Hereditary non-polyposis colorectal cancer (HNPCC) has recently been linked to germline defects of DNA repair genes. Colorectal tumours in HNPCC frequently show DNA microsatellite instability, but it is not certain whether this mutator phenotype occurs throughout the morphologically normal colonic mucosa. We have previously used the mPAS histochemical technique in human colorectal mucosa to identify a polymorphism for O-acetyltransferase activity that shows monogenic inheritance and to show that crypt-restricted loss of O-acetyltransferase activity in heterozygotes is due to somatic mutation. We have now used this histochemical technique to measure the somatic mutation frequency in the uninvolved colon of 12 heterozygous patients with HNPCC, 15 with ileocaecal Crohn's disease and 16 with sporadic colorectal cancer (CRC). HNPCC patients showed a significant increase in mutation frequency with age (Mann-Whitney U, P = 0.02). In HNPCC patients aged < 49 years the mean stem cell mutation frequency was significantly lower than in the slightly younger group of patients with Crohn's disease (0.8 +/- 0.9 x 10(-4) vs 3.5 +/- 3.3 x 10(-4), P < 0.01), probably reflecting an increased mutation rate relating to chronic mucosal damage in Crohn's disease. Although not statistically significant, the stem cell mutation frequency was slightly less in HNPCC patients > 50 years than in sporadic CRC cases (4.9 +/- 3.4 x 10(-4) vs 5.9 +/- 3.6 x 10(-4), P > 0.5). We conclude that germline defects in HNPCC do not result in a generalised increase in liability to mutation in normal colonic mucosa but that a second, somatic, event is required. We postulate that this second event occurs in crypt stem cells at low frequency, giving rise to scattered individual crypts composed of mutation-prone cells. The cells in these crypts are then at high risk of acquiring the mutations that lead to adenomas, and to rapid progression to carcinoma.

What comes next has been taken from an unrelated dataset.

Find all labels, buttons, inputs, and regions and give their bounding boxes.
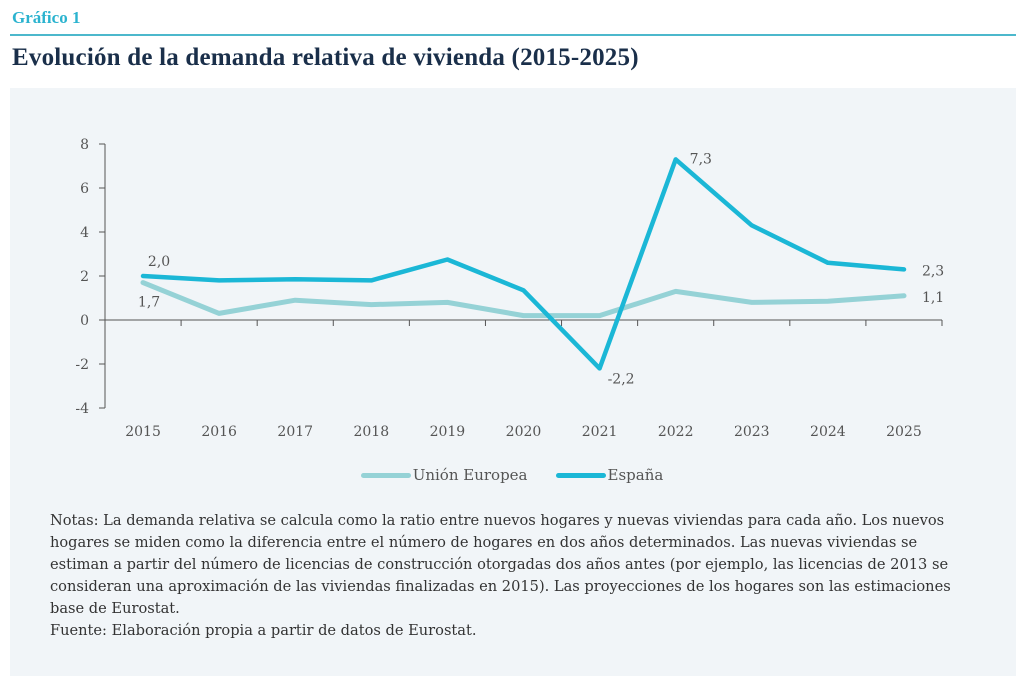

遗传性非息肉病性结直肠癌(HNPCC)最近被认为与DNA修复基因的种系缺陷有关。HNPCC患者的结直肠肿瘤常表现出DNA微卫星不稳定性,但这种突变表型是否在形态学正常的结肠黏膜中普遍存在尚不确定。我们之前曾使用mPAS组织化学技术研究人类结直肠黏膜中O - 乙酰转移酶活性的多态性,该多态性呈单基因遗传,并表明杂合子中O - 乙酰转移酶活性的隐窝局限性缺失是由体细胞突变引起的。我们现在使用这种组织化学技术来测量12例HNPCC杂合子患者、15例回盲部克罗恩病患者和16例散发性结直肠癌(CRC)患者未受累结肠的体细胞突变频率。HNPCC患者的突变频率随年龄显著增加(Mann - Whitney U检验,P = 0.02)。在年龄小于49岁的HNPCC患者中,平均干细胞突变频率显著低于稍年轻的克罗恩病患者组(0.8±0.9×10⁻⁴ 对3.5±3.3×10⁻⁴,P < 0.01),这可能反映了克罗恩病中与慢性黏膜损伤相关的突变率增加。虽然无统计学意义,但年龄大于50岁的HNPCC患者的干细胞突变频率略低于散发性CRC病例(4.9±3.4×10⁻⁴ 对5.9±3.6×10⁻⁴,P > 0.5)。我们得出结论,HNPCC中的种系缺陷不会导致正常结肠黏膜中突变易感性普遍增加,而是需要第二个体细胞事件。我们推测这个第二个事件在隐窝干细胞中以低频率发生,产生由易突变细胞组成的散在单个隐窝。这些隐窝中的细胞随后极有可能获得导致腺瘤的突变,并迅速进展为癌。